Adeta yasa dışı Amazon gibi şirketler kurulmakta.
Tabii bu sitelerde kullanılan döviz birimi ise kamu kuruluşları tarafından takip edilmesi oldukça zor olan kripto paralar.
Görünüşe göre ABD ‘uyuşturucuya savaş’ deklare ettiğinden beri uyuşturucu tüketimi arttı, üreticileri ve satıcıları güçlerinin doruğundalar.
Buna rağmen uyuşturucu ile mücadeleyi tek mümkün kılan şey mücadele amaçlı devlet politikaları.

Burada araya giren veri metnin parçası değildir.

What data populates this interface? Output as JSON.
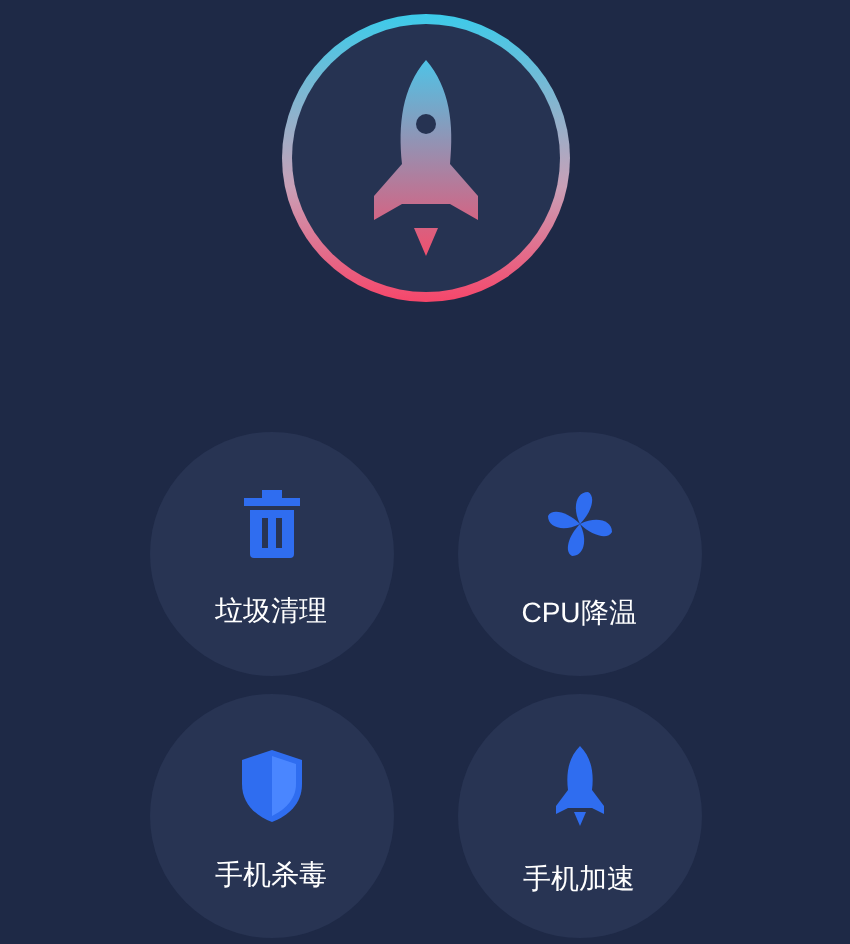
{
  "buttons": [
    {
      "label": "垃圾清理",
      "kind": "trash"
    },
    {
      "label": "CPU降温",
      "kind": "fan"
    },
    {
      "label": "手机杀毒",
      "kind": "shield"
    },
    {
      "label": "手机加速",
      "kind": "rocket"
    }
  ]
}
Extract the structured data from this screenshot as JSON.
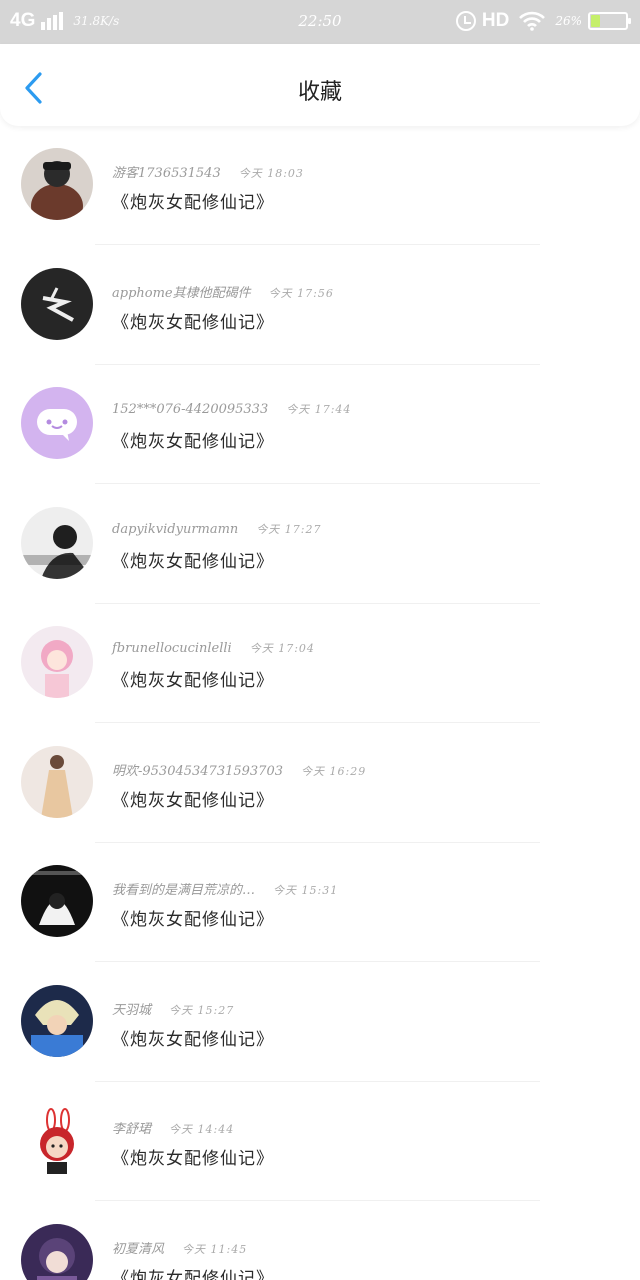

Gelirleri bu denli artan, gelişen teknolojileri avantajına çevirebilen bu pazarı körükleyen gruplar ile ancak devletler sınır tanımadan, ortak çalışmalarla mücadele etmeye teşebbüs edebilir.
Fakat bu gruplar herhangi bir devletin desteğini arkalarına alabilirlerse, uyuşturucu üretici ve taşıyıcılarının işi inanılmaz kolaylaşırken, bu desteği mümkün kılanlar da hayal edilemeyecek servetlere kavuşuyor.
Tabii destek veren devletlerin itibarları ve uluslararası ilişkileri de ciddi riske giriyor.
Bunun faturası da sonuçlara katlanması gereken vatandaşlarına patlıyor.
Bu konu gündeme gelmeye devam ettikçe ve yeni bilgiler gün ışığına çıktıkça, Türkiye acaba nasıl etkilenecek?